Com a conclusão da votação, o texto segue para promulgação. A equipe econômica classifica a matéria como “pauta-bomba” e avalia recorrer ao Supremo Tribunal Federal (STF) caso o Congresso não apresente fonte de custeio. “Se não apontar receita, descumprindo a jurisprudência do Supremo, é provável que o governo vá ao STF”, afirmou o ministro da Fazenda, Dario Durigan.
Impacto fiscal
De acordo com estimativas atualizadas do Ministério da Previdência Social, a medida deve gerar despesa de R$ 27,9 bilhões em dez anos — R$ 17,6 bilhões no Regime Próprio de Previdência Social e R$ 10,3 bilhões no Regime Geral. Em 80 anos, o déficit projetado ultrapassa R$ 54 bilhões, considerando redução de receitas e antecipação de benefícios.
Como ficam as regras
A PEC concede aposentadoria especial a quem comprovar 25 anos de exercício exclusivo na função, observando idade mínima em regime de transição:
- 50 anos (mulheres) e 52 anos (homens) até 31/12/2030;
- 52 anos (mulheres) e 54 anos (homens) até 31/12/2035;
- 54 anos (mulheres) e 56 anos (homens) até 31/12/2040;
- 57 anos (mulheres) e 60 anos (homens) a partir de 1º/01/2041.

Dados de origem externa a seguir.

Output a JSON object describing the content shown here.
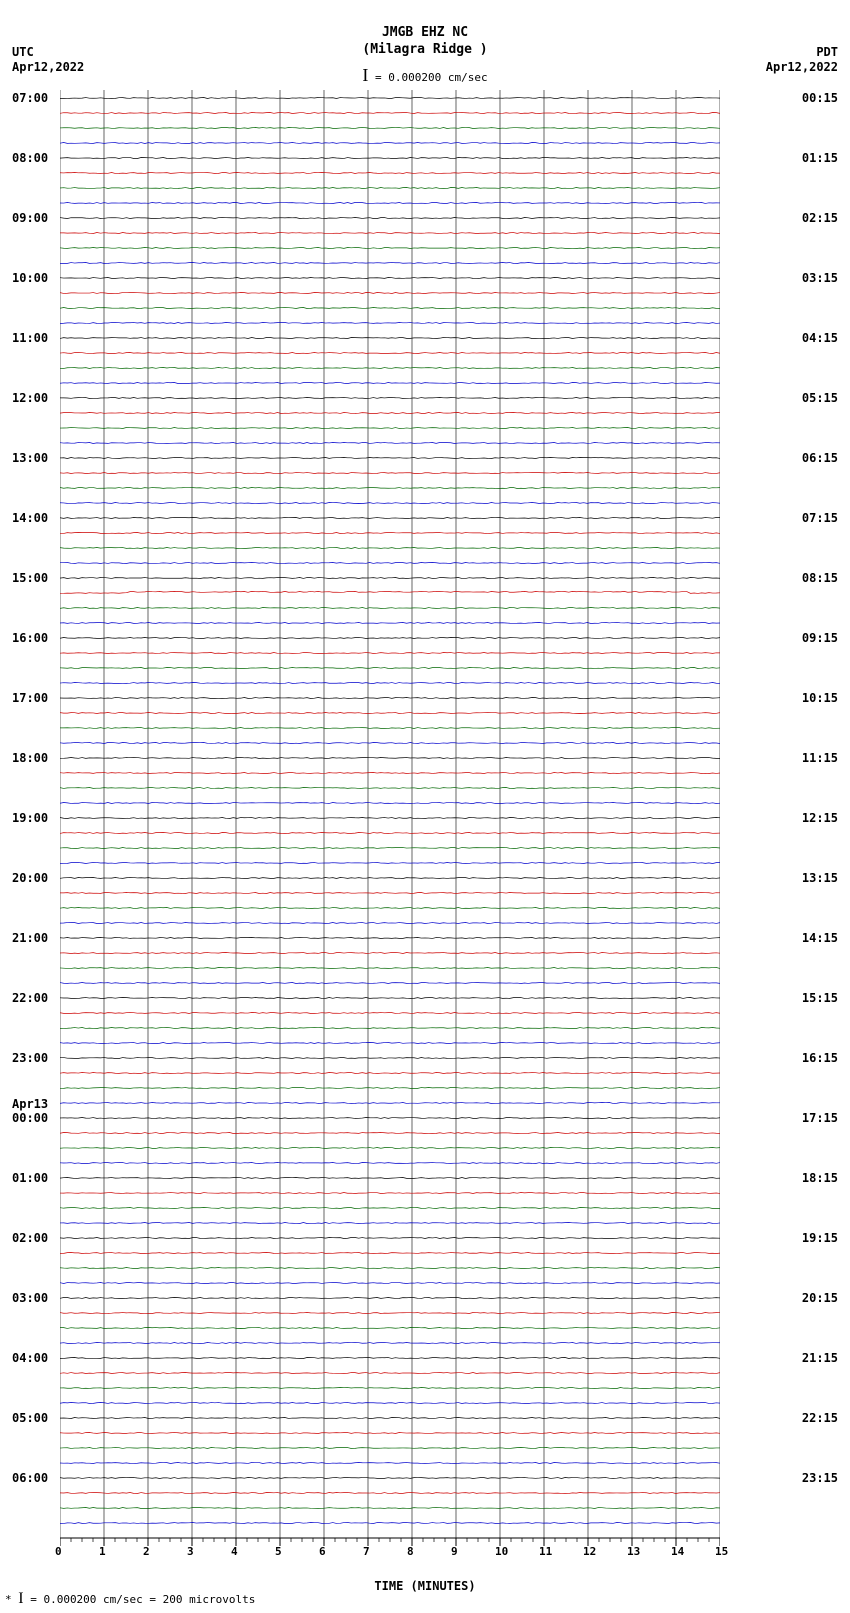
{
  "header": {
    "title": "JMGB EHZ NC",
    "subtitle": "(Milagra Ridge )",
    "scale_text": "= 0.000200 cm/sec"
  },
  "left_label": {
    "tz": "UTC",
    "date": "Apr12,2022",
    "day2": "Apr13"
  },
  "right_label": {
    "tz": "PDT",
    "date": "Apr12,2022"
  },
  "plot": {
    "x_min": 0,
    "x_max": 15,
    "x_ticks": [
      0,
      1,
      2,
      3,
      4,
      5,
      6,
      7,
      8,
      9,
      10,
      11,
      12,
      13,
      14,
      15
    ],
    "x_label": "TIME (MINUTES)",
    "grid_color": "#000000",
    "background": "#ffffff",
    "line_colors": [
      "#000000",
      "#cc0000",
      "#006600",
      "#0000cc"
    ],
    "hours_utc": [
      "07:00",
      "08:00",
      "09:00",
      "10:00",
      "11:00",
      "12:00",
      "13:00",
      "14:00",
      "15:00",
      "16:00",
      "17:00",
      "18:00",
      "19:00",
      "20:00",
      "21:00",
      "22:00",
      "23:00",
      "00:00",
      "01:00",
      "02:00",
      "03:00",
      "04:00",
      "05:00",
      "06:00"
    ],
    "hours_pdt": [
      "00:15",
      "01:15",
      "02:15",
      "03:15",
      "04:15",
      "05:15",
      "06:15",
      "07:15",
      "08:15",
      "09:15",
      "10:15",
      "11:15",
      "12:15",
      "13:15",
      "14:15",
      "15:15",
      "16:15",
      "17:15",
      "18:15",
      "19:15",
      "20:15",
      "21:15",
      "22:15",
      "23:15"
    ],
    "lines_per_hour": 4,
    "total_lines": 96,
    "noise_amp": 0.5,
    "special_offset_lines": [
      33
    ],
    "special_offset_amp": 2.0
  },
  "footer": {
    "text": "= 0.000200 cm/sec =    200 microvolts",
    "prefix": "* "
  }
}
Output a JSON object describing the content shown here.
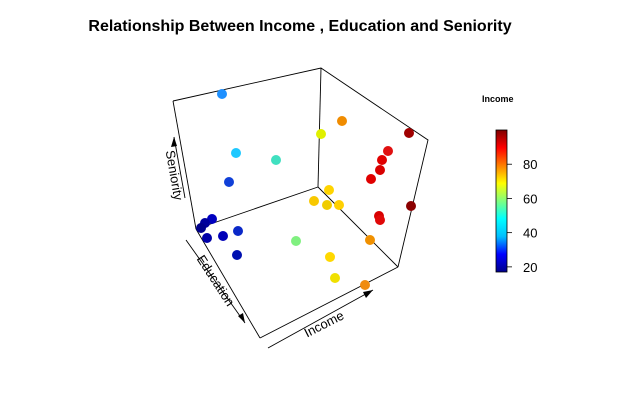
{
  "chart_data": {
    "type": "scatter",
    "title": "Relationship Between Income , Education and Seniority",
    "axes": {
      "x": "Income",
      "y": "Education",
      "z": "Seniority"
    },
    "colorbar": {
      "title": "Income",
      "ticks": [
        "20",
        "40",
        "60",
        "80"
      ],
      "range": [
        17,
        100
      ],
      "palette": [
        "#00008B",
        "#0000FF",
        "#00BFFF",
        "#00FFFF",
        "#7FFF7F",
        "#FFFF00",
        "#FF7F00",
        "#FF0000",
        "#7F0000"
      ]
    },
    "points": [
      {
        "income": 40,
        "seniority": "high",
        "color": "#1e90ff"
      },
      {
        "income": 48,
        "seniority": "mid-high",
        "color": "#1ec8ff"
      },
      {
        "income": 55,
        "seniority": "mid",
        "color": "#40e0c0"
      },
      {
        "income": 22,
        "seniority": "mid",
        "color": "#1040d8"
      },
      {
        "income": 20,
        "seniority": "low",
        "color": "#0000c0"
      },
      {
        "income": 18,
        "seniority": "low",
        "color": "#00009c"
      },
      {
        "income": 17,
        "seniority": "low",
        "color": "#00008b"
      },
      {
        "income": 19,
        "seniority": "low",
        "color": "#0000a8"
      },
      {
        "income": 20,
        "seniority": "low",
        "color": "#0000b8"
      },
      {
        "income": 22,
        "seniority": "low",
        "color": "#0a28c8"
      },
      {
        "income": 20,
        "seniority": "low",
        "color": "#0010b0"
      },
      {
        "income": 60,
        "seniority": "low",
        "color": "#80f080"
      },
      {
        "income": 70,
        "seniority": "mid",
        "color": "#e0f000"
      },
      {
        "income": 74,
        "seniority": "mid",
        "color": "#ffd400"
      },
      {
        "income": 76,
        "seniority": "mid",
        "color": "#f8c800"
      },
      {
        "income": 75,
        "seniority": "mid",
        "color": "#f0cc00"
      },
      {
        "income": 74,
        "seniority": "low",
        "color": "#ffd800"
      },
      {
        "income": 72,
        "seniority": "low",
        "color": "#f0e000"
      },
      {
        "income": 79,
        "seniority": "high",
        "color": "#ffd000"
      },
      {
        "income": 82,
        "seniority": "high",
        "color": "#f08c00"
      },
      {
        "income": 84,
        "seniority": "low",
        "color": "#f09000"
      },
      {
        "income": 83,
        "seniority": "low",
        "color": "#f08c10"
      },
      {
        "income": 92,
        "seniority": "mid-high",
        "color": "#e01010"
      },
      {
        "income": 93,
        "seniority": "mid-high",
        "color": "#e00000"
      },
      {
        "income": 94,
        "seniority": "mid-high",
        "color": "#d80000"
      },
      {
        "income": 92,
        "seniority": "mid",
        "color": "#e00000"
      },
      {
        "income": 92,
        "seniority": "mid",
        "color": "#d80000"
      },
      {
        "income": 93,
        "seniority": "mid",
        "color": "#e00808"
      },
      {
        "income": 98,
        "seniority": "high",
        "color": "#a00000"
      },
      {
        "income": 99,
        "seniority": "mid",
        "color": "#8b0000"
      }
    ]
  }
}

Também será possível aposentar-se por idade aos 60 anos (mulheres) e 63 anos (homens), desde que cumpridos 15 anos de contribuição e 10 anos de atividade.
Vínculo e contratação
O texto proíbe contratação temporária ou terceirizada dessas categorias, salvo em situações de emergência em saúde pública. Trabalhadores terceirizados que tenham participado de seleção pública serão transformados automaticamente em servidores, e gestores terão até 31 de dezembro de 2028 para adequar os quadros.
A despeito da resistência da área econômica, partidos da base — PSD, MDB, PP, Republicanos, PSDB, Podemos e União Brasil — orientaram voto favorável. A líder do governo no Senado, Teresa Leitão (PT-PE), liberou a bancada para votar como quisesse e não registrou posição oficial.